Bene, adesso basta (I)


Il corpo di Carmelo Pompilio Realino Antonio Bene nasce in Salento il 1° settembre 1937 e muore a Roma il 16 marzo 2002. Impossibile sarebbe disvelare il capolavoro che si cela dentro questo corpo, abortito perché non voluto, rinnegato, ed infine smarrito, abbandonato, assieme al proprio io. Bene è oggettivamente il più grande attore e drammaturgo italiano del Novecento, anche se di questa oggettività ci interessa poco. Del suo essere capolavoro rimangono regìe, scritti vari, pellicole, articoli, libri, partecipazioni, interviste, prove d’attore, lezioni. Cercheremo di dipanare la matassa di significa(n)ti presenti nell’opera e nell’azione beniana, o sarebbe meglio dire nell’azione di coloro che operavano in Bene, proprio perché CB si desertificò a tal punto da diventare un condominio in cui diverse voci parlavano, discutevano, creavano e fluivano in un geniale e talentuoso intreccio di significati. Carmelo si è fabbricato e poi abbattuto, lasciandoci come prima certezza quella di esser diventato un classico, al pari di Shakespeare, Bufalino, Montaigne, Moravia, Eliot. E, per definizione, ciò che è classico non è mai di moda, né fuori di essa, non ha affini e non ha eguali, non ha tempo perché è eterno: a ben vedere, i classici non hanno contemporanei.
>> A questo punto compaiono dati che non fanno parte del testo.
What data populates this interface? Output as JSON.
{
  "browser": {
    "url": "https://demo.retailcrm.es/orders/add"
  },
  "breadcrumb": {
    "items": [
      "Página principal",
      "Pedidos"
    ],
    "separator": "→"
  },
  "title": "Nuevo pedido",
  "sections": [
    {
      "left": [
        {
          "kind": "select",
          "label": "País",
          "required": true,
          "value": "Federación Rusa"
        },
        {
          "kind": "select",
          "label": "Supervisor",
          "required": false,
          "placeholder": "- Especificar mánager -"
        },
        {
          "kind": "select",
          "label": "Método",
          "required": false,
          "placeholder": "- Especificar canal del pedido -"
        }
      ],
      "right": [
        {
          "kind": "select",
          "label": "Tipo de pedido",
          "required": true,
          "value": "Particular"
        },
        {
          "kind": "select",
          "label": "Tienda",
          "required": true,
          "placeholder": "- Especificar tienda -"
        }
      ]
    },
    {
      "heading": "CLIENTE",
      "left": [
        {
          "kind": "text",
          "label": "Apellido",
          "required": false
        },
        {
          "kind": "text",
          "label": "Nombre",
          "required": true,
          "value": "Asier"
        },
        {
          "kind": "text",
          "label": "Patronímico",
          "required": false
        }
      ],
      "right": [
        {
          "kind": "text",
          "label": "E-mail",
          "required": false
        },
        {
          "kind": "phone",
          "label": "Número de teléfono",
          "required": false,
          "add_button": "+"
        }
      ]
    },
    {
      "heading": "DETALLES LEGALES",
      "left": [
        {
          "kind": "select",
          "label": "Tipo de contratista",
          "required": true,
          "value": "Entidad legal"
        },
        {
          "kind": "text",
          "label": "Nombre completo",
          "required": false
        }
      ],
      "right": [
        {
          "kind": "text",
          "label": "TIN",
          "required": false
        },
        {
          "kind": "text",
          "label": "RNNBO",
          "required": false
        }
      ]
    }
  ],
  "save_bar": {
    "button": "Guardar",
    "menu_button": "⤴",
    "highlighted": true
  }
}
1. Il classico esonera dal contemporaneo
Cos’è classico? Come ebbe modo di definire Italo Calvino (1923-1985) in un articolo del 1981 per L’Espresso, «un classico è un’opera che provoca incessantemente un pulviscolo di discorsi critici su di sè, ma continuamente se li scrolla di dosso»; è dunque un’opera che esercita una decisiva influenza sulla formazione dell’individuo. L’opera di CB, non per forza letteraria, rientra decisamente nella categoria dei classici. La sua vita, fattasi capolavoro con l’invenzione e la ricerca sulla macchina attoriale, è diventata classica essa stessa. Se pensiamo a Gian Lorenzo Bernini (1598-1680), non fu lui a rendere l’Ermafrodito un capolavoro ma fu la statua a rendere capolavoro il Bernini, tant’è che egli ancor’oggi vive nell’opera tramandataci. Dunque anche Bene, come tutti i veri artisti, ha creato l’arte che va oltre di sé e che anzi rende arte l’artista stesso: nel caso specifico, CB ha reso possibile che la sua vita diventasse arte semplicemente non vivendola, riducendola, rifiutandola. Cronologicamente, fra tanti contemporanei di notevole interesse, Bene fu l’unico a diventare atemporale, offrendosi alle masse non come un grande artista del Novecento bensì come ars historica, ovvero come summa semantica di quanto è avvenuto da Adamo in poi. Riprendendo Calvino, possiamo senza dubbio confermare che «è classico tutto ciò che tende a relegare l’attualità al rango di rumore di fondo, ma nello stesso tempo di questo rumore di fondo non può fare a meno». Verissimo, perché Bene fu sì uomo del suo tempo ma al contempo relegò la realtà politica, sociale e culturale di allora a qualcosa di già visto, già sentito, già conosciuto. Il suo uscire dalla storia e il suo essere da per sempre esistito lo pongono aristocraticamente su un livello superiore a qualsiasi individuo. In questa incessante riduzione del suo io, in questo svuotamento del concetto di soggetto, sta la realizzazione dell’Übermensch nietzschiano, ovvero nell’esenzione della volontà di potenza. Carmelo Bene sostituì Dio. Diventò Dio. Ed infine commise il più grave dei peccati, il deicidio, riducendosi/elevandosi all’Informe, come fosse un neonato, come l’Adorabile di Rimbaud, ben rappresentato da Pasolini in "Teorema" (1968) attraverso l’ospite che fa sesso con tutti i componenti della famiglia e li lascia sperduti e spaesati, addirittura catatonici, lui che viene dal deserto, lui puro e incomunicabile, lui eterno.